Vagal control of the heart: central serotonergic (5‐HT) mechanisms

Cardiac vagal preganglionic neurones (CVPNs) are located within the dorsal vagal nucleus (DVN) and the nucleus ambiguus (nA). In mammals, CVPNs within the nA have small myelinated axons and mediate major chronotropic effects, those in the DVN have non‐myelinated axons and mediate smaller chronotropic, dromotropic and inotropic effects. Numerous studies demonstrate important influences of serotonin (5‐HT) at multiple sites controlling autonomic outflows including the nucleus tractus solitarius (NTS) where cardiorespiratory afferent fibres terminate, and the CVPNs and rostral ventrolateral medulla (RVLM), the location of sympathetic premotor neurones. We have demonstrated roles for some of the numerous 5‐HT receptor subtypes (5‐HT 1 , 5‐HT 2 , 5‐HT 3 , 5‐HT 4 and 5‐HT 7 ) in brainstem regions involved in cardiac control. Intracisternal application of selective ligands was used to study the effect of 5‐HT receptors on heart rate and its reflex control. Further electrophysiological studies were also carried out to delineate their location and the mechanisms of action of these ligands. Blocking 5‐HT 1A receptors attenuated bradycardias evoked by stimulating baroreceptor and cardiopulmonary afferents but not arterial chemoreceptors, whereas antagonizing 5‐HT 7 receptors markedly attenuated all these reflex bradycardias.
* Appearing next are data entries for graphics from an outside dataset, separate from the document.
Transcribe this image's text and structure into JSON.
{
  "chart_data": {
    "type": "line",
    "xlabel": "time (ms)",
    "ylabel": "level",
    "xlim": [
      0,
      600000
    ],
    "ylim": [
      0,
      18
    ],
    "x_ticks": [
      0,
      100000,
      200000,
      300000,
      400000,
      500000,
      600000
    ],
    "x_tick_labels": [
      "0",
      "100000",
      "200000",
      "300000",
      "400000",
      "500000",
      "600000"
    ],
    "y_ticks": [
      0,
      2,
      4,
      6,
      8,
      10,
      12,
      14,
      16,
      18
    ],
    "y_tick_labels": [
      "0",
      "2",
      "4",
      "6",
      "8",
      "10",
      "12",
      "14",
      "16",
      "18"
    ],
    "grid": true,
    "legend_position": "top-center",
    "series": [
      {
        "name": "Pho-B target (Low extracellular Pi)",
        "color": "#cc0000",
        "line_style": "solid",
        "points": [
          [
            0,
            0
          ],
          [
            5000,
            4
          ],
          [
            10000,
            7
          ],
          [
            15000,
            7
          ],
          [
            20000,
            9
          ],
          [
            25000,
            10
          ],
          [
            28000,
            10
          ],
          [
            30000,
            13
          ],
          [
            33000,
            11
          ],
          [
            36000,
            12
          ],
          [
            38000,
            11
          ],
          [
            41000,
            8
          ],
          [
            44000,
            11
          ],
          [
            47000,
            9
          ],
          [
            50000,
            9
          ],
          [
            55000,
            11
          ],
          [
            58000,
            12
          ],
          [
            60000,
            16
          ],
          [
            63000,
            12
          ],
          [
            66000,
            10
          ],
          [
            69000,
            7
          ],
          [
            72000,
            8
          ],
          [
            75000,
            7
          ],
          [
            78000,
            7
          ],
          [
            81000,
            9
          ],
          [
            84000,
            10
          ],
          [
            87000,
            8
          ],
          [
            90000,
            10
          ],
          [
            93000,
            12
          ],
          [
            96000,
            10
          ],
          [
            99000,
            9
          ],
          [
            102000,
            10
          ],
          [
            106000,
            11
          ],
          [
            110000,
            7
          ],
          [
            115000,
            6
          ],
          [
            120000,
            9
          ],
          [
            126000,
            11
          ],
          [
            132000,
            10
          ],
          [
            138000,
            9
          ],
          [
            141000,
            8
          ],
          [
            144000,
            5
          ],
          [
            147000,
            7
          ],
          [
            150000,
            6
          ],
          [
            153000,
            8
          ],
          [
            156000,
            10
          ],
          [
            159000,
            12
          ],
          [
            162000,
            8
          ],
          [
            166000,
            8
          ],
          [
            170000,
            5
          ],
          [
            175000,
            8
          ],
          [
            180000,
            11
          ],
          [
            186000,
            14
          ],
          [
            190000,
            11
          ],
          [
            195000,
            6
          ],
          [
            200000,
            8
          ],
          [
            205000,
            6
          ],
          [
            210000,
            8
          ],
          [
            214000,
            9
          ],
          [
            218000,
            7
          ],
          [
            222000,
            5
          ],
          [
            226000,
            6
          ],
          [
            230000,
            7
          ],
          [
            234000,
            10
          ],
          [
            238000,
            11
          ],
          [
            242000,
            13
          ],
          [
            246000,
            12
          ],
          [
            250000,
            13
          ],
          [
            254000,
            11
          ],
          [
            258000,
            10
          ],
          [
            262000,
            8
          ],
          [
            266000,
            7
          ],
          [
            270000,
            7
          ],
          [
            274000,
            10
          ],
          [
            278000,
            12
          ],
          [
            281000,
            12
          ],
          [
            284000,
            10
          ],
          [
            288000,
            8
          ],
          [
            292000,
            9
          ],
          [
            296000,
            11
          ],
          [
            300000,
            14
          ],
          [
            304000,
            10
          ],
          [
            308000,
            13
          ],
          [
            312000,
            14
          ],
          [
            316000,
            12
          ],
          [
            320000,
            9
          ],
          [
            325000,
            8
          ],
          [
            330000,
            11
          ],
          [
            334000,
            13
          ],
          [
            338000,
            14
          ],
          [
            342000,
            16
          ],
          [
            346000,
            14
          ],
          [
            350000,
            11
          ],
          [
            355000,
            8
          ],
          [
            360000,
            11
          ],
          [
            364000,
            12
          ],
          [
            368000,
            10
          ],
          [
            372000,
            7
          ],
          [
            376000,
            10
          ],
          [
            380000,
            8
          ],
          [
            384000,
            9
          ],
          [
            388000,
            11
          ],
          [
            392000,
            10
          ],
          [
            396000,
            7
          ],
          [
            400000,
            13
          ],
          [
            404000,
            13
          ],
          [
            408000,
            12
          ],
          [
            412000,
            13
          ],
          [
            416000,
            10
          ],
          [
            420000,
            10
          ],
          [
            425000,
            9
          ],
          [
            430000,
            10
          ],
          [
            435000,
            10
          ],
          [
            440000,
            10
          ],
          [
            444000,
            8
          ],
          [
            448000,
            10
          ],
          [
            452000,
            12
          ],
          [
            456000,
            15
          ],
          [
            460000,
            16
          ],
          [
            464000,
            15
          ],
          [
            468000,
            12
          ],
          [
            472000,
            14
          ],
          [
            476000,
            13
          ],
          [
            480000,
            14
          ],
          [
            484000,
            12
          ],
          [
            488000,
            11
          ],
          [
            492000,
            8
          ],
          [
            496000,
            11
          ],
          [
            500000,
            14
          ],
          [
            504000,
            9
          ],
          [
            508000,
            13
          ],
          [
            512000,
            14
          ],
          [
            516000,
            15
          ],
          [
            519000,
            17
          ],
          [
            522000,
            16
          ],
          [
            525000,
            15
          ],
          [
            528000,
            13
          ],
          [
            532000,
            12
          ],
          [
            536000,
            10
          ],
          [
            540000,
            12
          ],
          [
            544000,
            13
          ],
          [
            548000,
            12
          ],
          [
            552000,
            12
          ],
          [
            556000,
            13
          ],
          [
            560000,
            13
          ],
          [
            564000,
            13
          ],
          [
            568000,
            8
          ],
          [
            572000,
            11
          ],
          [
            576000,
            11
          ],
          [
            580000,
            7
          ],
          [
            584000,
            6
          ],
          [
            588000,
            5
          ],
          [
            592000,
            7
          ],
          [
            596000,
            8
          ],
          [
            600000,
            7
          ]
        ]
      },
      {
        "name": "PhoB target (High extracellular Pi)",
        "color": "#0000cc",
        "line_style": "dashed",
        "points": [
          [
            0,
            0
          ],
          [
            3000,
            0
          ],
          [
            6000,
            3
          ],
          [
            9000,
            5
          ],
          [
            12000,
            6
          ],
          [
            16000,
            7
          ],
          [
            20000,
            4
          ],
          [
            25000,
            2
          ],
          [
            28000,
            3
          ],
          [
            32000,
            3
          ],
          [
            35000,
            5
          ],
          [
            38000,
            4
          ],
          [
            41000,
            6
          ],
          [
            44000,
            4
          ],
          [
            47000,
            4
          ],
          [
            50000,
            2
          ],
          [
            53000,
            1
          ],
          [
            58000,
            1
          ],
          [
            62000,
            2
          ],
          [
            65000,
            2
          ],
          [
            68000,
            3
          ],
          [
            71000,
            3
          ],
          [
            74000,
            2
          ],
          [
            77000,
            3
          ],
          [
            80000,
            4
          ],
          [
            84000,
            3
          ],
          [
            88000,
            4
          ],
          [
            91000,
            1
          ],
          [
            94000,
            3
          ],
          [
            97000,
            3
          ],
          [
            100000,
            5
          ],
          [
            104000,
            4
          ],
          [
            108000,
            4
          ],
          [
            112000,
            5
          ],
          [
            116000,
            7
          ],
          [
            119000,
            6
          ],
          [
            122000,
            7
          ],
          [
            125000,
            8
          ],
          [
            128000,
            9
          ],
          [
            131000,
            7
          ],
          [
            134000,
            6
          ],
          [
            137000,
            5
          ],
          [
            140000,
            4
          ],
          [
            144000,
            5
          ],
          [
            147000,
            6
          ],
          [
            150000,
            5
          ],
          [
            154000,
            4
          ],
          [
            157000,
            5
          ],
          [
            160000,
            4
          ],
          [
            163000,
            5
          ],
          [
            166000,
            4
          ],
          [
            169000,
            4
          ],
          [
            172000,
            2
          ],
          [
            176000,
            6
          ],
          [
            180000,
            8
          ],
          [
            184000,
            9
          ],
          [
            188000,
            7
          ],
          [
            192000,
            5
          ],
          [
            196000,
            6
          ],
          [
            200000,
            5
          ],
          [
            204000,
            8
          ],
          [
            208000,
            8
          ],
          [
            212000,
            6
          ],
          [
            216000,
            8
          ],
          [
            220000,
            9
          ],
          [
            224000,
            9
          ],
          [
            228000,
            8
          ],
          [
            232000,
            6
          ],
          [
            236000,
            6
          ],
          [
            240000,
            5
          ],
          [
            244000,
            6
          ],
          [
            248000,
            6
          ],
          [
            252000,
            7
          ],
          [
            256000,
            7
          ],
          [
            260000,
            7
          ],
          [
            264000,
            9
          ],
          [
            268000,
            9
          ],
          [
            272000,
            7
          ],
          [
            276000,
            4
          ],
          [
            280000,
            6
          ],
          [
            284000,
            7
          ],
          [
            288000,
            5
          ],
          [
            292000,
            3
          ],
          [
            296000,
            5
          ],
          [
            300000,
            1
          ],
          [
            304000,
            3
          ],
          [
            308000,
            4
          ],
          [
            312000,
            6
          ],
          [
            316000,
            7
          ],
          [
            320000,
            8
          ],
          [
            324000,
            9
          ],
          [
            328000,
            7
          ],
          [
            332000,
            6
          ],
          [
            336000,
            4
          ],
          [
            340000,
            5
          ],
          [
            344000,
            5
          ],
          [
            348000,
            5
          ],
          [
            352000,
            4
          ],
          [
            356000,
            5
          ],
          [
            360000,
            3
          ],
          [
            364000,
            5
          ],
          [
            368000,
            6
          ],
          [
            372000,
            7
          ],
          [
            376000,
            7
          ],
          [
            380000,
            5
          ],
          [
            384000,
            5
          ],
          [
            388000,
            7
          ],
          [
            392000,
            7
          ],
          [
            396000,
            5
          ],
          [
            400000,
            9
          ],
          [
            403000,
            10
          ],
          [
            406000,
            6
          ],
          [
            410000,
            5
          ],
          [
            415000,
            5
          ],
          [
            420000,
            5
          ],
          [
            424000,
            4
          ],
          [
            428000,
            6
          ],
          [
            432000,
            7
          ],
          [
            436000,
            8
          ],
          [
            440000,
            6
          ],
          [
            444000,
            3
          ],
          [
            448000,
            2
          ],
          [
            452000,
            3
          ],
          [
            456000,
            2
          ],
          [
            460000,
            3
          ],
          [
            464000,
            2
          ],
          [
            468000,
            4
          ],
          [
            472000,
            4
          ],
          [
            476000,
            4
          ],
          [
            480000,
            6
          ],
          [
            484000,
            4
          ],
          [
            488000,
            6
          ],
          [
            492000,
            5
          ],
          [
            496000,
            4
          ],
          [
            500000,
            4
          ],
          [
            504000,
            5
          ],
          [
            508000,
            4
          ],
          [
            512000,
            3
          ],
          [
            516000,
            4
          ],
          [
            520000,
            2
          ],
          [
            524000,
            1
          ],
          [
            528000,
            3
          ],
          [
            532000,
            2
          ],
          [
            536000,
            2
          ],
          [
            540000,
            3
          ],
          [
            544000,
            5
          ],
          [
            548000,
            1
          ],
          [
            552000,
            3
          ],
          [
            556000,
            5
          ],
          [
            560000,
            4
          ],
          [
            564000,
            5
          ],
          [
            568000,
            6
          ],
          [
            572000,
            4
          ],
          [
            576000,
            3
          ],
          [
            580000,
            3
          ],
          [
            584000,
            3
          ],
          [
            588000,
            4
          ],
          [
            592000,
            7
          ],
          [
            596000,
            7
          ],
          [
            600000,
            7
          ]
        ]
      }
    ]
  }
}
Within the DVN, nA and NTS, activation of 5‐HT 1A receptors could excite or inhibit neurones. In the NTS 5‐HT 2 receptors also had variable effects; 5‐HT 2B receptors excite and 5‐HT 2C receptors inhibit. Antagonism of 5‐HT 3 receptors attenuated upper airway and cardiopulmonary reflex bradycardias; this is compatible with data showing that 5‐HT 3 receptors excite DVN and NTS neurones by a glutamate‐dependent mechanism. The origin of the glutamate (neuronal or glial) remains unresolved but glia are a possibility as barorecptor‐sensitive NTS neurones receive few direct 5‐HT‐containing synaptic contacts. Thus, 5‐HT plays a critical role in the control of vagal outflow to the heart; however, why so many different receptors are involved, and their relative functional roles, remains unresolved.